I think “excessive policing of language, with severe social sanctions imposed on those who use incorrect terminology (usually, but not necessarily, with respect to terminology related to race, gender, and other identity categories)” might deserve to be its own category. It’s closely tied to your first conception, but I think remains analytically distinct.

This is by far the most important definition.  It takes advantage of the fact that most people take great offense at being told they may be giving offense, and that a large subgroup of that set consists of, to use the technical sociological term, assholes, who actively enjoy offending people, and then luxuriating in taking offense at being criticized for being offensive.  This as it were two-for-one special for rationalizing bad social behavior is the key to why the anti-PC movement has been so successful.  (Hence the characteristic mockery directed at trigger warnings, safe spaces, and the like).

“Identity politics” used pejoratively, with white straight male identity used as both an invisible modal baseline and an unmarked category.

The definition that launched a thousand Cletus safaris after the election of our very un-PC president.  (I realize that Cletus safari isn’t a very PC way of describing these Conradian journeys by credulous journalists, undertaken to figure out why all these racists economically anxious white people voted for Donald Trump).

Excessive support (which often can mean any support) for affirmative action.

“PC” in this sense means watering down standards to make room for less qualified people, i.e., members of out groups.

Valuing multiculturalism and diversity over “rigorous thinking and free thought.”

Obviously this definition is connected closely to battles over affirmative action, since the Supreme Court has declared that it’s unconstitutional to create any programs to help black Americans unless white people are getting a big benefit too (Hence “diversity” is, legally speaking, an acceptable basis for affirmative action, while using it as a form of reparations is not).

The right wing line here is that when all decisions were merit-based, essentially 100% of the most important and prestigious jobs in America went to white men.
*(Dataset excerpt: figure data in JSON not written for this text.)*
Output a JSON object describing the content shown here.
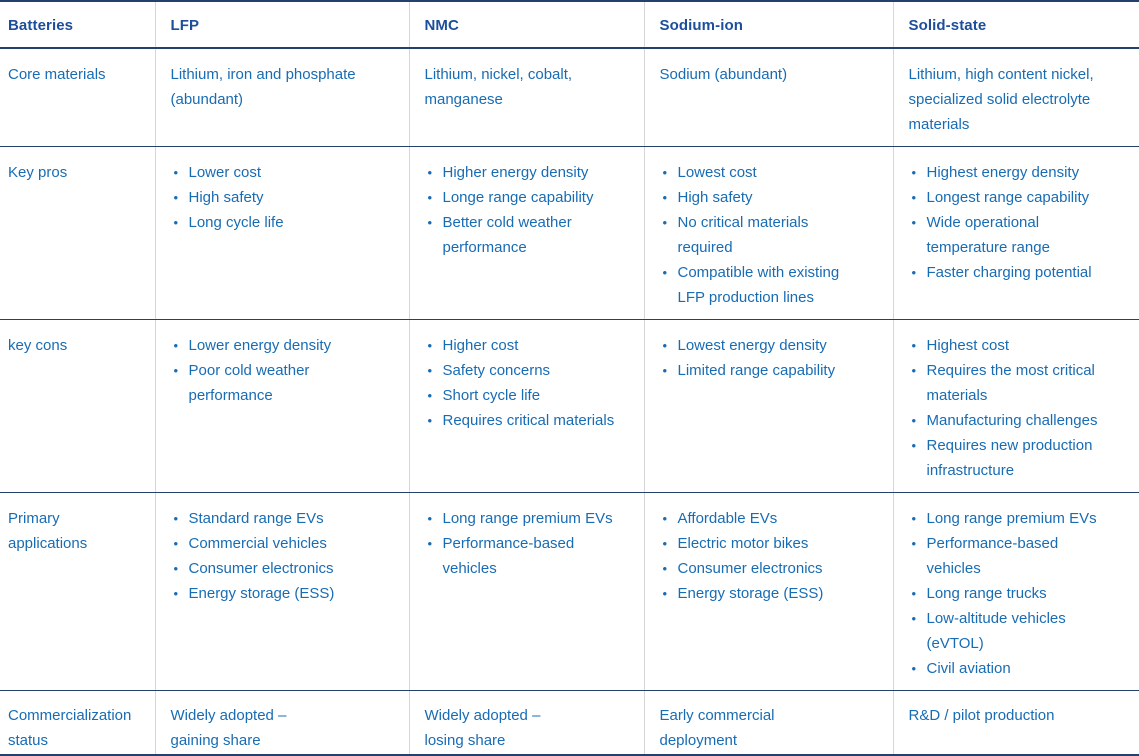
{
  "colors": {
    "header_text": "#1d4e9b",
    "body_text": "#186cb4",
    "rule": "#24406b",
    "divider": "#d7d7d7",
    "background": "#ffffff"
  },
  "table": {
    "columns": [
      "Batteries",
      "LFP",
      "NMC",
      "Sodium-ion",
      "Solid-state"
    ],
    "rows": [
      {
        "label": "Core materials",
        "cells": [
          {
            "type": "text",
            "text": "Lithium, iron and phosphate\n(abundant)"
          },
          {
            "type": "text",
            "text": "Lithium, nickel, cobalt,\nmanganese"
          },
          {
            "type": "text",
            "text": "Sodium (abundant)"
          },
          {
            "type": "text",
            "text": "Lithium, high content nickel,\nspecialized solid electrolyte\nmaterials"
          }
        ]
      },
      {
        "label": "Key pros",
        "cells": [
          {
            "type": "bullets",
            "items": [
              "Lower cost",
              "High safety",
              "Long cycle life"
            ]
          },
          {
            "type": "bullets",
            "items": [
              "Higher energy density",
              "Longe range capability",
              "Better cold weather\nperformance"
            ]
          },
          {
            "type": "bullets",
            "items": [
              "Lowest cost",
              "High safety",
              "No critical materials\nrequired",
              "Compatible with existing\nLFP production lines"
            ]
          },
          {
            "type": "bullets",
            "items": [
              "Highest energy density",
              "Longest range capability",
              "Wide operational\ntemperature range",
              "Faster charging potential"
            ]
          }
        ]
      },
      {
        "label": "key cons",
        "cells": [
          {
            "type": "bullets",
            "items": [
              "Lower energy density",
              "Poor cold weather\nperformance"
            ]
          },
          {
            "type": "bullets",
            "items": [
              "Higher cost",
              "Safety concerns",
              "Short cycle life",
              "Requires critical materials"
            ]
          },
          {
            "type": "bullets",
            "items": [
              "Lowest energy density",
              "Limited range capability"
            ]
          },
          {
            "type": "bullets",
            "items": [
              "Highest cost",
              "Requires the most critical\nmaterials",
              "Manufacturing challenges",
              "Requires new production\ninfrastructure"
            ]
          }
        ]
      },
      {
        "label": "Primary\napplications",
        "cells": [
          {
            "type": "bullets",
            "items": [
              "Standard range EVs",
              "Commercial vehicles",
              "Consumer electronics",
              "Energy storage (ESS)"
            ]
          },
          {
            "type": "bullets",
            "items": [
              "Long range premium EVs",
              "Performance-based\nvehicles"
            ]
          },
          {
            "type": "bullets",
            "items": [
              "Affordable EVs",
              "Electric motor bikes",
              "Consumer electronics",
              "Energy storage (ESS)"
            ]
          },
          {
            "type": "bullets",
            "items": [
              "Long range premium EVs",
              "Performance-based\nvehicles",
              "Long range trucks",
              "Low-altitude vehicles\n(eVTOL)",
              "Civil aviation"
            ]
          }
        ]
      },
      {
        "label": "Commercialization\nstatus",
        "cells": [
          {
            "type": "text",
            "text": "Widely adopted –\ngaining share"
          },
          {
            "type": "text",
            "text": "Widely adopted –\nlosing share"
          },
          {
            "type": "text",
            "text": "Early commercial\ndeployment"
          },
          {
            "type": "text",
            "text": "R&D / pilot production"
          }
        ]
      }
    ]
  }
}
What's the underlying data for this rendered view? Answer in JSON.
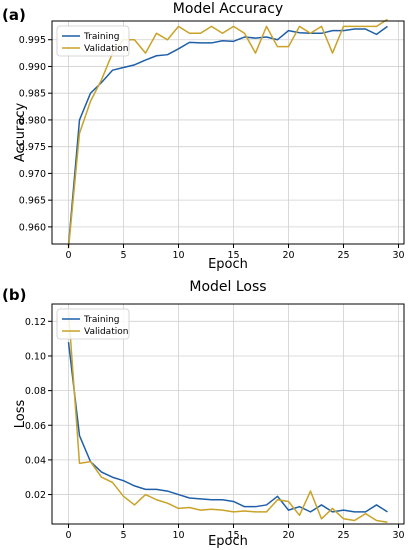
{
  "panels": [
    {
      "label": "(a)"
    },
    {
      "label": "(b)"
    }
  ],
  "colors": {
    "training": "#1f5fa8",
    "validation": "#c9a227",
    "grid": "#d0d0d0"
  },
  "chart_data": [
    {
      "type": "line",
      "title": "Model Accuracy",
      "xlabel": "Epoch",
      "ylabel": "Accuracy",
      "xlim": [
        -1.5,
        30.5
      ],
      "ylim": [
        0.9568,
        0.9985
      ],
      "xticks": [
        0,
        5,
        10,
        15,
        20,
        25,
        30
      ],
      "yticks": [
        0.96,
        0.965,
        0.97,
        0.975,
        0.98,
        0.985,
        0.99,
        0.995
      ],
      "ytick_labels": [
        "0.960",
        "0.965",
        "0.970",
        "0.975",
        "0.980",
        "0.985",
        "0.990",
        "0.995"
      ],
      "grid": true,
      "legend_position": "top-left",
      "x": [
        0,
        1,
        2,
        3,
        4,
        5,
        6,
        7,
        8,
        9,
        10,
        11,
        12,
        13,
        14,
        15,
        16,
        17,
        18,
        19,
        20,
        21,
        22,
        23,
        24,
        25,
        26,
        27,
        28,
        29
      ],
      "series": [
        {
          "name": "Training",
          "color": "#1f5fa8",
          "values": [
            0.9565,
            0.98,
            0.985,
            0.987,
            0.9893,
            0.9898,
            0.9903,
            0.9912,
            0.992,
            0.9922,
            0.9933,
            0.9945,
            0.9944,
            0.9944,
            0.9948,
            0.9947,
            0.9955,
            0.9953,
            0.9955,
            0.995,
            0.9967,
            0.9963,
            0.9962,
            0.9962,
            0.9967,
            0.9967,
            0.997,
            0.997,
            0.996,
            0.9975
          ]
        },
        {
          "name": "Validation",
          "color": "#c9a227",
          "values": [
            0.956,
            0.9775,
            0.9835,
            0.9875,
            0.9925,
            0.995,
            0.995,
            0.9925,
            0.9962,
            0.995,
            0.9975,
            0.9962,
            0.9962,
            0.9975,
            0.9962,
            0.9975,
            0.9962,
            0.9925,
            0.9975,
            0.9937,
            0.9937,
            0.9975,
            0.9962,
            0.9975,
            0.9925,
            0.9975,
            0.9975,
            0.9975,
            0.9975,
            0.9988
          ]
        }
      ]
    },
    {
      "type": "line",
      "title": "Model Loss",
      "xlabel": "Epoch",
      "ylabel": "Loss",
      "xlim": [
        -1.5,
        30.5
      ],
      "ylim": [
        0.003,
        0.13
      ],
      "xticks": [
        0,
        5,
        10,
        15,
        20,
        25,
        30
      ],
      "yticks": [
        0.02,
        0.04,
        0.06,
        0.08,
        0.1,
        0.12
      ],
      "ytick_labels": [
        "0.02",
        "0.04",
        "0.06",
        "0.08",
        "0.10",
        "0.12"
      ],
      "grid": true,
      "legend_position": "top-left",
      "x": [
        0,
        1,
        2,
        3,
        4,
        5,
        6,
        7,
        8,
        9,
        10,
        11,
        12,
        13,
        14,
        15,
        16,
        17,
        18,
        19,
        20,
        21,
        22,
        23,
        24,
        25,
        26,
        27,
        28,
        29
      ],
      "series": [
        {
          "name": "Training",
          "color": "#1f5fa8",
          "values": [
            0.108,
            0.054,
            0.039,
            0.033,
            0.03,
            0.028,
            0.025,
            0.023,
            0.023,
            0.022,
            0.02,
            0.018,
            0.0175,
            0.017,
            0.017,
            0.016,
            0.013,
            0.013,
            0.014,
            0.019,
            0.011,
            0.013,
            0.01,
            0.014,
            0.01,
            0.011,
            0.01,
            0.01,
            0.014,
            0.01
          ]
        },
        {
          "name": "Validation",
          "color": "#c9a227",
          "values": [
            0.126,
            0.038,
            0.039,
            0.03,
            0.027,
            0.019,
            0.014,
            0.02,
            0.017,
            0.015,
            0.012,
            0.0125,
            0.011,
            0.0115,
            0.011,
            0.01,
            0.0105,
            0.01,
            0.01,
            0.017,
            0.016,
            0.008,
            0.022,
            0.006,
            0.012,
            0.006,
            0.005,
            0.009,
            0.005,
            0.004
          ]
        }
      ]
    }
  ]
}
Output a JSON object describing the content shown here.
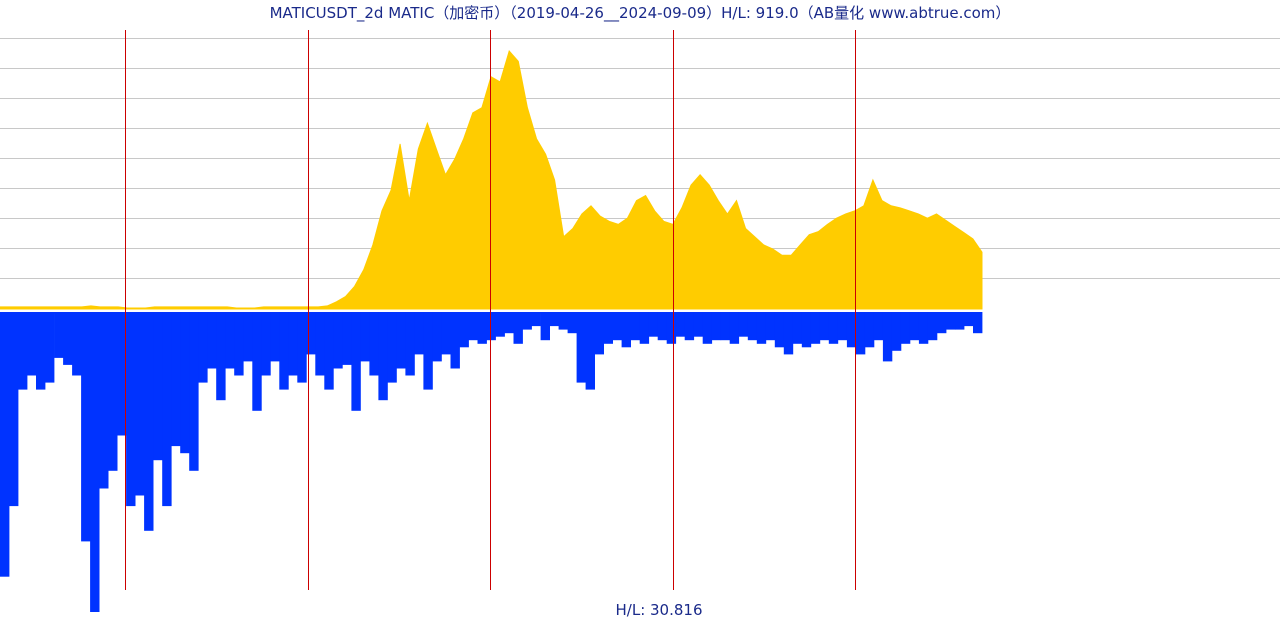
{
  "title": "MATICUSDT_2d MATIC（加密币）（2019-04-26__2024-09-09）H/L: 919.0（AB量化  www.abtrue.com）",
  "footer": "H/L: 30.816",
  "colors": {
    "price_fill": "#ffcc00",
    "volume_fill": "#0033ff",
    "grid": "#c8c8c8",
    "year_marker": "#cc0000",
    "text": "#1a2a8a"
  },
  "chart_data": [
    {
      "type": "area",
      "series": [
        {
          "values": [
            0.02,
            0.02,
            0.02,
            0.02,
            0.02,
            0.02,
            0.02,
            0.02,
            0.02,
            0.02,
            0.03,
            0.02,
            0.02,
            0.02,
            0.01,
            0.01,
            0.01,
            0.02,
            0.02,
            0.02,
            0.02,
            0.02,
            0.02,
            0.02,
            0.02,
            0.02,
            0.01,
            0.01,
            0.01,
            0.02,
            0.02,
            0.02,
            0.02,
            0.02,
            0.02,
            0.02,
            0.03,
            0.07,
            0.12,
            0.22,
            0.38,
            0.62,
            0.95,
            1.15,
            1.6,
            1.05,
            1.55,
            1.8,
            1.55,
            1.3,
            1.45,
            1.65,
            1.9,
            1.95,
            2.25,
            2.2,
            2.5,
            2.4,
            1.95,
            1.65,
            1.5,
            1.25,
            0.7,
            0.78,
            0.92,
            1.0,
            0.9,
            0.85,
            0.82,
            0.88,
            1.05,
            1.1,
            0.95,
            0.85,
            0.82,
            0.98,
            1.2,
            1.3,
            1.2,
            1.05,
            0.92,
            1.05,
            0.78,
            0.7,
            0.62,
            0.58,
            0.52,
            0.52,
            0.62,
            0.72,
            0.75,
            0.82,
            0.88,
            0.92,
            0.95,
            1.0,
            1.25,
            1.05,
            1.0,
            0.98,
            0.95,
            0.92,
            0.88,
            0.92,
            0.86,
            0.8,
            0.74,
            0.68,
            0.55
          ]
        }
      ],
      "ylim": [
        0,
        2.8
      ],
      "grid": true
    },
    {
      "type": "bar",
      "series": [
        {
          "values": [
            7.5,
            5.5,
            2.2,
            1.8,
            2.2,
            2.0,
            1.3,
            1.5,
            1.8,
            6.5,
            8.5,
            5.0,
            4.5,
            3.5,
            5.5,
            5.2,
            6.2,
            4.2,
            5.5,
            3.8,
            4.0,
            4.5,
            2.0,
            1.6,
            2.5,
            1.6,
            1.8,
            1.4,
            2.8,
            1.8,
            1.4,
            2.2,
            1.8,
            2.0,
            1.2,
            1.8,
            2.2,
            1.6,
            1.5,
            2.8,
            1.4,
            1.8,
            2.5,
            2.0,
            1.6,
            1.8,
            1.2,
            2.2,
            1.4,
            1.2,
            1.6,
            1.0,
            0.8,
            0.9,
            0.8,
            0.7,
            0.6,
            0.9,
            0.5,
            0.4,
            0.8,
            0.4,
            0.5,
            0.6,
            2.0,
            2.2,
            1.2,
            0.9,
            0.8,
            1.0,
            0.8,
            0.9,
            0.7,
            0.8,
            0.9,
            0.7,
            0.8,
            0.7,
            0.9,
            0.8,
            0.8,
            0.9,
            0.7,
            0.8,
            0.9,
            0.8,
            1.0,
            1.2,
            0.9,
            1.0,
            0.9,
            0.8,
            0.9,
            0.8,
            1.0,
            1.2,
            1.0,
            0.8,
            1.4,
            1.1,
            0.9,
            0.8,
            0.9,
            0.8,
            0.6,
            0.5,
            0.5,
            0.4,
            0.6
          ]
        }
      ],
      "grid": false
    }
  ]
}
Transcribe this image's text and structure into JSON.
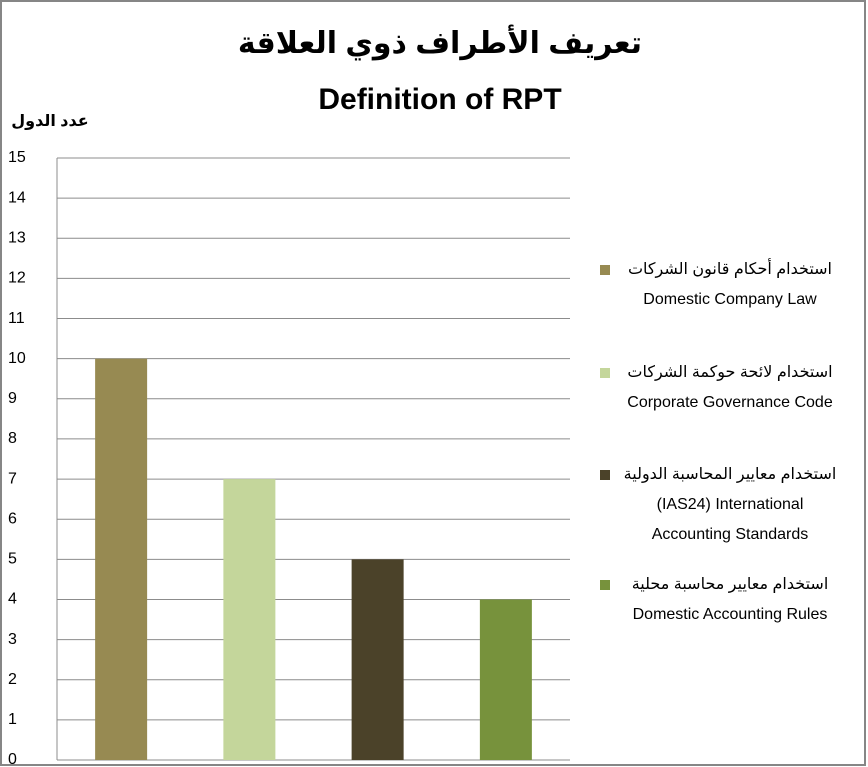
{
  "chart_data": {
    "type": "bar",
    "title": [
      "تعريف الأطراف ذوي العلاقة",
      "Definition of RPT"
    ],
    "y_label": "عدد الدول",
    "series": [
      {
        "name": [
          "استخدام أحكام قانون الشركات",
          "Domestic Company Law"
        ],
        "color": "#978a52",
        "values": [
          10
        ]
      },
      {
        "name": [
          "استخدام لائحة حوكمة الشركات",
          "Corporate Governance Code"
        ],
        "color": "#c4d69b",
        "values": [
          7
        ]
      },
      {
        "name": [
          "استخدام معايير المحاسبة الدولية",
          "(IAS24) International",
          "Accounting Standards"
        ],
        "color": "#4b4229",
        "values": [
          5
        ]
      },
      {
        "name": [
          "استخدام معايير محاسبة محلية",
          "Domestic Accounting Rules"
        ],
        "color": "#77923c",
        "values": [
          4
        ]
      }
    ],
    "ylim": [
      0,
      15
    ],
    "yticks": [
      0,
      1,
      2,
      3,
      4,
      5,
      6,
      7,
      8,
      9,
      10,
      11,
      12,
      13,
      14,
      15
    ],
    "grid": true,
    "legend": "right"
  }
}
Since even today almost nobody will come right out and say this, it has to be dressed up as the claim that “PC culture” has taken affirmative action “too far.”

Leftist politicization of what should supposedly be completely or largely apolitical subjects in the humanities — literature, art, “the canon” — or excessive leftist influence in the social sciences.  (Recently this critique has been extended to the natural sciences, where “PC” orthodoxy has apparently gripped the 97% of climate scientists who believe in human-caused climate change).

Moral relativism and various strains of philosophical skepticism, i.e., deconstruction and poststructuralism.  Derrida and Foucault are characteristic boogeymen here. Other triggering terms: “continental,” “theory,” “Frankfurt school.”

These last two definitions are much more narrowly specific to battles inside higher education, but since many of the main right wing propagandists for anti-PC rhetoric are academics, and academia remains both the originating site and a key ongoing battleground for anti-PC warriors, they remain of more general cultural importance.

Anyway, the origins of recurrent moral panic over “political correctness” bear closer examination.